The idea behind the TouchArcade Game of the Week is that every Friday afternoon we post the one game that came out this week that we think is worth giving a special nod to. Now, before anyone goes over-thinking this, it doesn’t necessarily mean our Game of the Week pick is the highest scoring game in a review, the game with the best graphics, or really any other quantifiable “best" thing. Instead, it’s more just us picking out the single game out of the week’s releases that we think is the most noteworthy, surprising, interesting, or really any other hard to describe quality that makes it worth having if you were just going to pick up one.
These picks might be controversial, and that’s OK. If you disagree with what we’ve chosen, let’s try to use the comments of these articles to have conversations about what game is your game of the week and why.
Without further ado…
Reventure
Every once in a while a game comes along that is so low key brilliant you have a hard time comprehending how it even exists, and this week that game is Reventure ($3.99) from developer Pixelatto. First making its mark on PC and the Nintendo Switch last year, Reventure looks like the most bone dry average retro-style throwback pixel art platforming game. The King’s daughter has been kidnapped, you’re the local hero, and so you don your sword and shield and head out to rescue the Princess. Yadda yadda yadda, we’ve all been here before. Except thinking that Reventure is like anything you’ve played before would be a grave mistake, and I do mean GRAVE.
Some of what I said is true. Reventure is a pixel art platformer that has some Metroidvania-like tendencies as you explore a big open world and acquire new items and abilities which let you explore previously inaccessible areas. But the goal isn’t really to make it to the end and rescue the Princess, or at least not exactly. Rather there are multiple endings in Reventure, a whopping 100 to be exact, and your goal is more to explore the world and find the right combinations of items or situations which will result in you reaching one of those 100 endings. Most of the time that involves finding some obscure way to kill yourself, or to kill others, or to kill everybody. And pretty much every ending is hilarious.
Reventure works a bit like Rogue Legacy in that once a hero dies, they’re gone for good, but another will take their place and continue the adventure. Alongside the 100 endings for you to find are more than 50 unlockable playable heroes. One of my favorite things about the game is how it is absolutely STUFFED with secrets. Hidden walls and passages are around pretty much every corner and some of the circumstances that lead to the various endings are totally unexpected. I never thought it could be so satisfying to continuously LOSE at a game, but in this case the more you are losing the more you are actually winning. How’s that for a motivational quote?
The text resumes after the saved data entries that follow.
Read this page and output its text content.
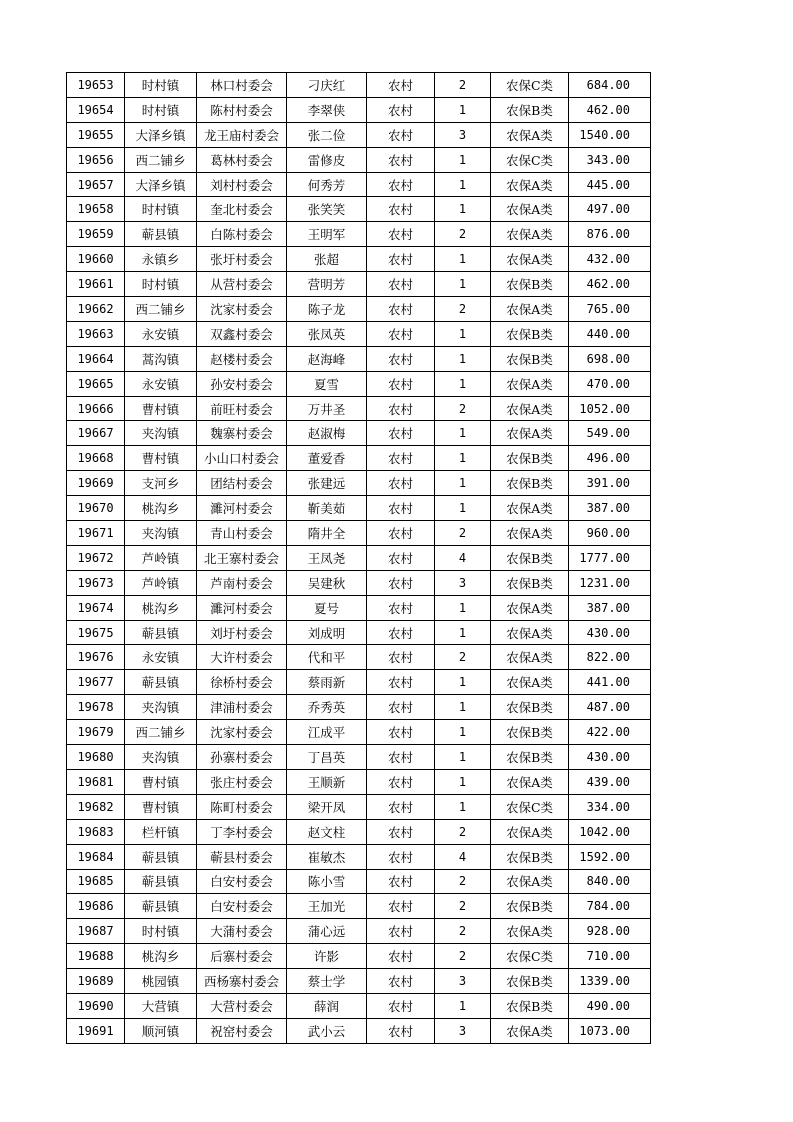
19653	时村镇	林口村委会	刁庆红	农村	2	农保C类	684.00
19654	时村镇	陈村村委会	李翠侠	农村	1	农保B类	462.00
19655	大泽乡镇	龙王庙村委会	张二俭	农村	3	农保A类	1540.00
19656	西二铺乡	葛林村委会	雷修皮	农村	1	农保C类	343.00
19657	大泽乡镇	刘村村委会	何秀芳	农村	1	农保A类	445.00
19658	时村镇	奎北村委会	张笑笑	农村	1	农保A类	497.00
19659	蕲县镇	白陈村委会	王明军	农村	2	农保A类	876.00
19660	永镇乡	张圩村委会	张超	农村	1	农保A类	432.00
19661	时村镇	从营村委会	营明芳	农村	1	农保B类	462.00
19662	西二铺乡	沈家村委会	陈子龙	农村	2	农保A类	765.00
19663	永安镇	双鑫村委会	张凤英	农村	1	农保B类	440.00
19664	蒿沟镇	赵楼村委会	赵海峰	农村	1	农保B类	698.00
19665	永安镇	孙安村委会	夏雪	农村	1	农保A类	470.00
19666	曹村镇	前旺村委会	万井圣	农村	2	农保A类	1052.00
19667	夹沟镇	魏寨村委会	赵淑梅	农村	1	农保A类	549.00
19668	曹村镇	小山口村委会	董爱香	农村	1	农保B类	496.00
19669	支河乡	团结村委会	张建远	农村	1	农保B类	391.00
19670	桃沟乡	濉河村委会	靳美茹	农村	1	农保A类	387.00
19671	夹沟镇	青山村委会	隋井全	农村	2	农保A类	960.00
19672	芦岭镇	北王寨村委会	王凤尧	农村	4	农保B类	1777.00
19673	芦岭镇	芦南村委会	吴建秋	农村	3	农保B类	1231.00
19674	桃沟乡	濉河村委会	夏号	农村	1	农保A类	387.00
19675	蕲县镇	刘圩村委会	刘成明	农村	1	农保A类	430.00
19676	永安镇	大许村委会	代和平	农村	2	农保A类	822.00
19677	蕲县镇	徐桥村委会	蔡雨新	农村	1	农保A类	441.00
19678	夹沟镇	津浦村委会	乔秀英	农村	1	农保B类	487.00
19679	西二铺乡	沈家村委会	江成平	农村	1	农保B类	422.00
19680	夹沟镇	孙寨村委会	丁昌英	农村	1	农保B类	430.00
19681	曹村镇	张庄村委会	王顺新	农村	1	农保A类	439.00
19682	曹村镇	陈町村委会	梁开凤	农村	1	农保C类	334.00
19683	栏杆镇	丁李村委会	赵文柱	农村	2	农保A类	1042.00
19684	蕲县镇	蕲县村委会	崔敏杰	农村	4	农保B类	1592.00
19685	蕲县镇	白安村委会	陈小雪	农村	2	农保A类	840.00
19686	蕲县镇	白安村委会	王加光	农村	2	农保B类	784.00
19687	时村镇	大蒲村委会	蒲心远	农村	2	农保A类	928.00
19688	桃沟乡	后寨村委会	许影	农村	2	农保C类	710.00
19689	桃园镇	西杨寨村委会	蔡士学	农村	3	农保B类	1339.00
19690	大营镇	大营村委会	薛润	农村	1	农保B类	490.00
19691	顺河镇	祝窑村委会	武小云	农村	3	农保A类	1073.00
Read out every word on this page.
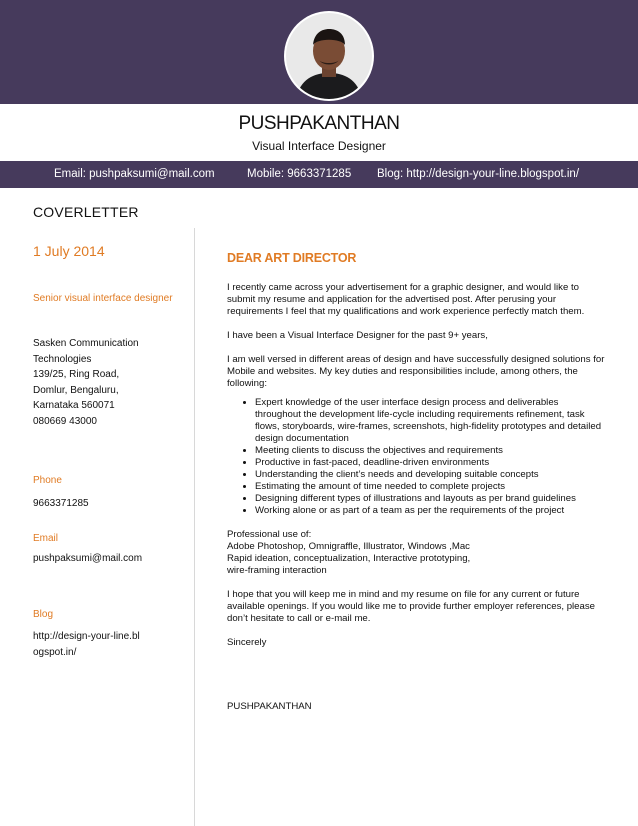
PUSHPAKANTHAN
Visual Interface Designer
Email: pushpaksumi@mail.com	Mobile: 9663371285 Blog: http://design-your-line.blogspot.in/
COVERLETTER
1 July 2014
Senior visual interface designer
Sasken Communication
Technologies
139/25, Ring Road,
Domlur, Bengaluru,
Karnataka 560071
080669 43000
Phone
9663371285
Email
pushpaksumi@mail.com
Blog
http://design-your-line.blogspot.in/
DEAR ART DIRECTOR

I recently came across your advertisement for a graphic designer, and would like to submit my resume and application for the advertised post. After perusing your requirements I feel that my qualifications and work experience perfectly match them.

I have been a Visual Interface Designer for the past 9+ years,

I am well versed in different areas of design and have successfully designed solutions for Mobile and websites. My key duties and responsibilities include, among others, the following:

• Expert knowledge of the user interface design process and deliverables throughout the development life-cycle including requirements refinement, task flows, storyboards, wire-frames, screenshots, high-fidelity prototypes and detailed design documentation
• Meeting clients to discuss the objectives and requirements
• Productive in fast-paced, deadline-driven environments
• Understanding the client’s needs and developing suitable concepts
• Estimating the amount of time needed to complete projects
• Designing different types of illustrations and layouts as per brand guidelines
• Working alone or as part of a team as per the requirements of the project
Professional use of:
Adobe Photoshop, Omnigraffle, Illustrator, Windows ,Mac
Rapid ideation, conceptualization, Interactive prototyping,
wire-framing interaction

I hope that you will keep me in mind and my resume on file for any current or future available openings. If you would like me to provide further employer references, please don’t hesitate to call or e-mail me.

Sincerely

PUSHPAKANTHAN
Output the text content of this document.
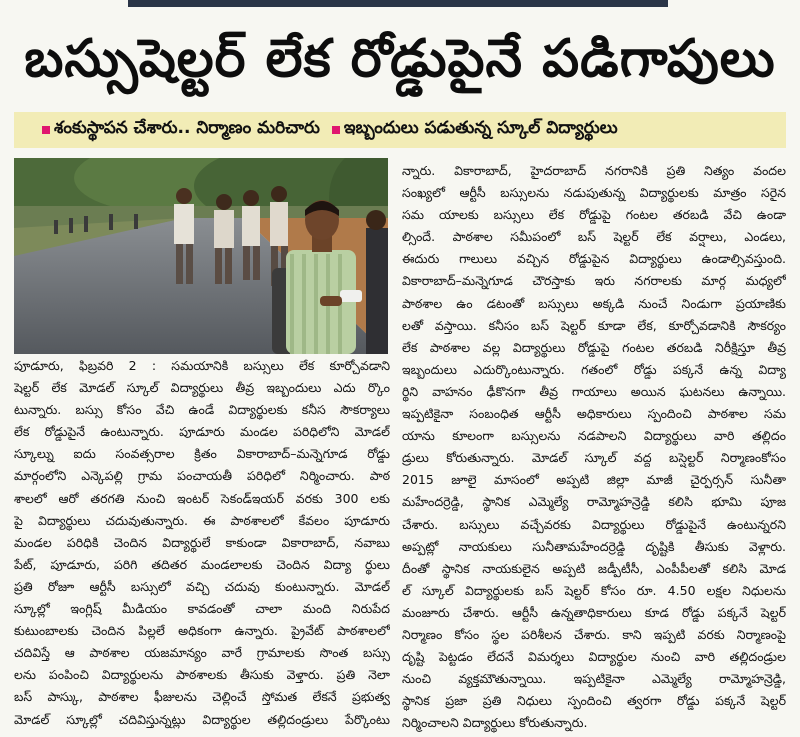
బస్సుషెల్టర్ లేక రోడ్డుపైనే పడిగాపులు
శంకుస్థాపన చేశారు.. నిర్మాణం మరిచారు ఇబ్బందులు పడుతున్న స్కూల్ విద్యార్థులు
పూడూరు, ఫిబ్రవరి 2 : సమయానికి బస్సులు లేక కూర్చోవడాని
షెల్టర్ లేక మోడల్ స్కూల్ విద్యార్థులు తీవ్ర ఇబ్బందులు ఎదు ర్కొం
టున్నారు. బస్సు కోసం వేచి ఉండే విద్యార్థులకు కనీస సౌకర్యాలు
లేక రోడ్డుపైనే ఉంటున్నారు. పూడూరు మండల పరిధిలోని మోడల్
స్కూల్ను ఐదు సంవత్సరాల క్రితం వికారాబాద్–మన్నెగూడ రోడ్డు
మార్గంలోని ఎన్కెపల్లి గ్రామ పంచాయతీ పరిధిలో నిర్మించారు. పాఠ
శాలలో ఆరో తరగతి నుంచి ఇంటర్ సెకండ్ఇయర్ వరకు 300 లకు
పై విద్యార్థులు చదువుతున్నారు. ఈ పాఠశాలలో కేవలం పూడూరు
మండల పరిధికి చెందిన విద్యార్థులే కాకుండా వికారాబాద్, నవాబు
పేట్, పూడూరు, పరిగి తదితర మండలాలకు చెందిన విద్యా ర్థులు
ప్రతి రోజూ ఆర్టీసీ బస్సులో వచ్చి చదువు కుంటున్నారు. మోడల్
స్కూల్లో ఇంగ్లిష్ మీడియం కావడంతో చాలా మంది నిరుపేద
కుటుంబాలకు చెందిన పిల్లలే అధికంగా ఉన్నారు. ప్రైవేట్ పాఠశాలలో
చదివిస్తే ఆ పాఠశాల యజమాన్యం వారే గ్రామాలకు సొంత బస్సు
లను పంపించి విద్యార్థులను పాఠశాలకు తీసుకు వెళ్తారు. ప్రతి నెలా
బస్ పాస్కు, పాఠశాల ఫీజులను చెల్లించే స్తోమత లేకనే ప్రభుత్వ
మోడల్ స్కూల్లో చదివిస్తున్నట్లు విద్యార్థుల తల్లిదండ్రులు పేర్కొంటు
న్నారు. వికారాబాద్, హైదరాబాద్ నగరానికి ప్రతి నిత్యం వందల
సంఖ్యలో ఆర్టీసీ బస్సులను నడుపుతున్న విద్యార్థులకు మాత్రం సరైన
సమ యాలకు బస్సులు లేక రోడ్డుపై గంటల తరబడి వేచి ఉండా
ల్సిందే. పాఠశాల సమీపంలో బస్ షెల్టర్ లేక వర్షాలు, ఎండలు,
ఈదురు గాలులు వచ్చిన రోడ్డుపైన విద్యార్థులు ఉండాల్సివస్తుంది.
వికారాబాద్–మన్నెగూడ చౌరస్తాకు ఇరు నగరాలకు మార్గ మధ్యలో
పాఠశాల ఉం డటంతో బస్సులు అక్కడి నుంచే నిండుగా ప్రయాణికు
లతో వస్తాయి. కనీసం బస్ షెల్టర్ కూడా లేక, కూర్చోవడానికి సౌకర్యం
లేక పాఠశాల వల్ల విద్యార్థులు రోడ్డుపై గంటల తరబడి నిరీక్షిస్తూ తీవ్ర
ఇబ్బందులు ఎదుర్కొంటున్నారు. గతంలో రోడ్డు పక్కనే ఉన్న విద్యా
ర్థిని వాహనం ఢీకొనగా తీవ్ర గాయాలు అయిన ఘటనలు ఉన్నాయి.
ఇప్పటికైనా సంబంధిత ఆర్టీసీ అధికారులు స్పందించి పాఠశాల సమ
యాను కూలంగా బస్సులను నడపాలని విద్యార్థులు వారి తల్లిదం
డ్రులు కోరుతున్నారు. మోడల్ స్కూల్ వద్ద బస్షెల్టర్ నిర్మాణంకోసం
2015 జూలై మాసంలో అప్పటి జిల్లా మాజీ చైర్పర్సన్ సునీతా
మహేందర్రెడ్డి, స్థానిక ఎమ్మెల్యే రామ్మోహన్రెడ్డి కలిసి భూమి పూజ
చేశారు. బస్సులు వచ్చేవరకు విద్యార్థులు రోడ్డుపైనే ఉంటున్నరని
అప్పట్లో నాయకులు సునీతామహేందర్రెడ్డి దృష్టికి తీసుకు వెళ్లారు.
దీంతో స్థానిక నాయకులైన అప్పటి జడ్పీటీసీ, ఎంపీపీలతో కలిసి మోడ
ల్ స్కూల్ విద్యార్థులకు బస్ షెల్టర్ కోసం రూ. 4.50 లక్షల నిధులను
మంజూరు చేశారు. ఆర్టీసీ ఉన్నతాధికారులు కూడ రోడ్డు పక్కనే షెల్టర్
నిర్మాణం కోసం స్థల పరిశీలన చేశారు. కాని ఇప్పటి వరకు నిర్మాణంపై
దృష్టి పెట్టడం లేదనే విమర్శలు విద్యార్థుల నుంచి వారి తల్లిదండ్రుల
నుంచి వ్యక్తమౌతున్నాయి. ఇప్పటికైనా ఎమ్మెల్యే రామ్మోహన్రెడ్డి,
స్థానిక ప్రజా ప్రతి నిధులు స్పందించి త్వరగా రోడ్డు పక్కనే షెల్టర్
నిర్మించాలని విద్యార్థులు కోరుతున్నారు.
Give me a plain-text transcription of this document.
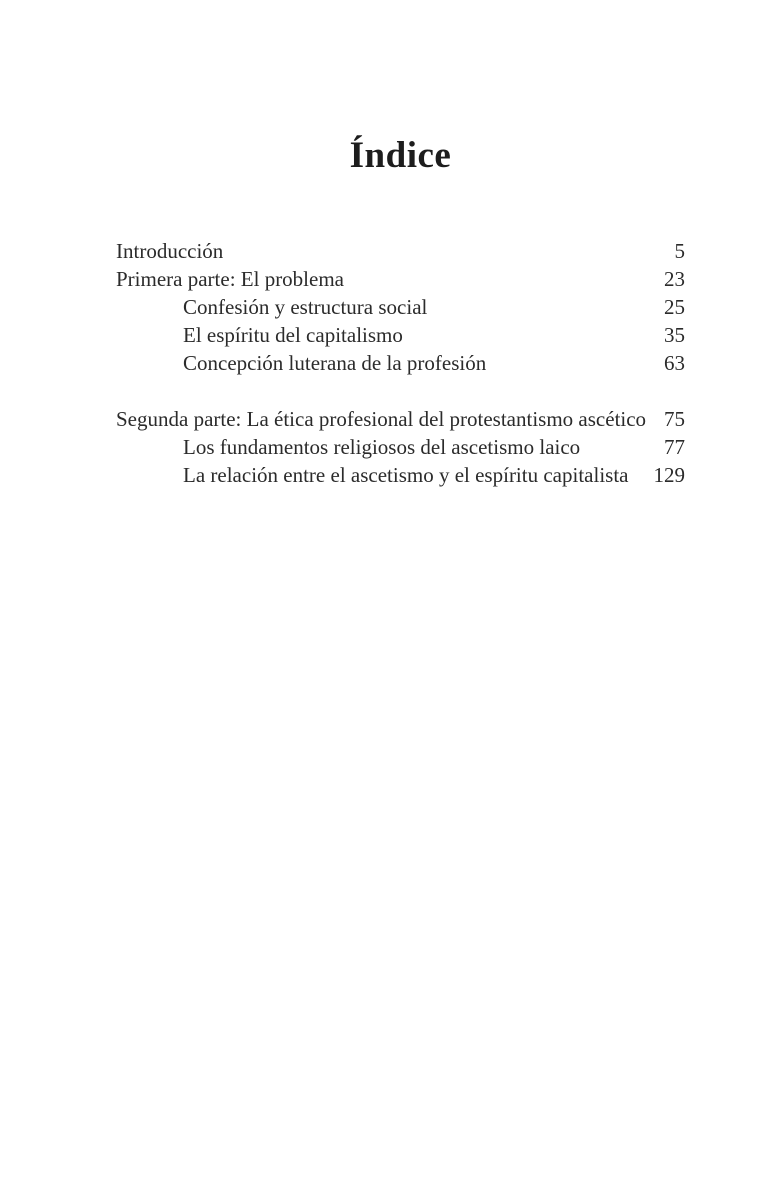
Índice
Introducción	5
Primera parte: El problema	23
Confesión y estructura social	25
El espíritu del capitalismo	35
Concepción luterana de la profesión	63
Segunda parte: La ética profesional del protestantismo ascético 75
Los fundamentos religiosos del ascetismo laico	77
La relación entre el ascetismo y el espíritu capitalista	129
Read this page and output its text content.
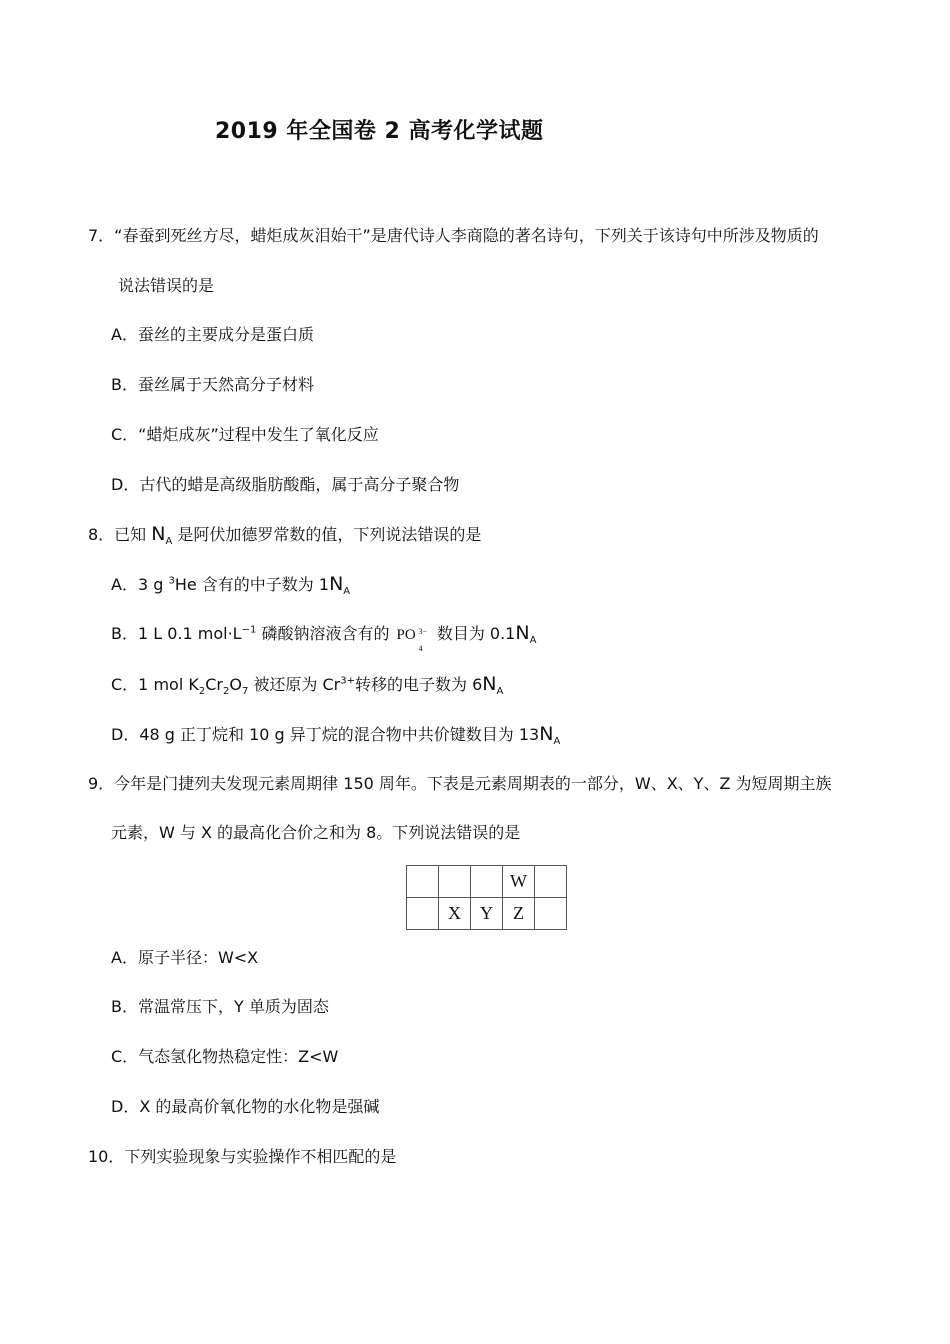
2019 年全国卷 2 高考化学试题
7．“春蚕到死丝方尽，蜡炬成灰泪始干”是唐代诗人李商隐的著名诗句，下列关于该诗句中所涉及物质的
说法错误的是
A．蚕丝的主要成分是蛋白质
B．蚕丝属于天然高分子材料
C．“蜡炬成灰”过程中发生了氧化反应
D．古代的蜡是高级脂肪酸酯，属于高分子聚合物
8．已知 $N_A$ 是阿伏加德罗常数的值，下列说法错误的是
A．3 g $^3$He 含有的中子数为 $1N_A$
B．1 L 0.1 $mol\cdot L^{-1}$ 磷酸钠溶液含有的 PO 3−
4
数目为 $0.1N_A$
C．1 mol $K_2Cr_2O_7$ 被还原为 $Cr^{3+}$转移的电子数为 $6N_A$
D．48 g 正丁烷和 10 g 异丁烷的混合物中共价键数目为 $13N_A$
9．今年是门捷列夫发现元素周期律 150 周年。下表是元素周期表的一部分，W、X、Y、Z 为短周期主族
元素，W 与 X 的最高化合价之和为 8。下列说法错误的是
			W	
	X	Y	Z	
A．原子半径：W<X
B．常温常压下，Y 单质为固态
C．气态氢化物热稳定性：Z<W
D．X 的最高价氧化物的水化物是强碱
10．下列实验现象与实验操作不相匹配的是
This brings me back to how Reventure’s existence is tough for me to comprehend. Somehow a developer had enough foresight to plan for the hundreds, thousands, or maybe even millions of combinations of things that can happen in this game. I’d be willing to bet that no two people will have the same experience playing through the game, but somehow it’s still enjoyable no matter which path you make through it all. What might initially seem like a silly game that’s meant to poke fun and nothing else slowly reveals itself to be an incredibly in-depth and surprisingly meaningful experience. It’s just an all around delight, so if you’re looking for something quite different than the norm then Reventure is calling your name.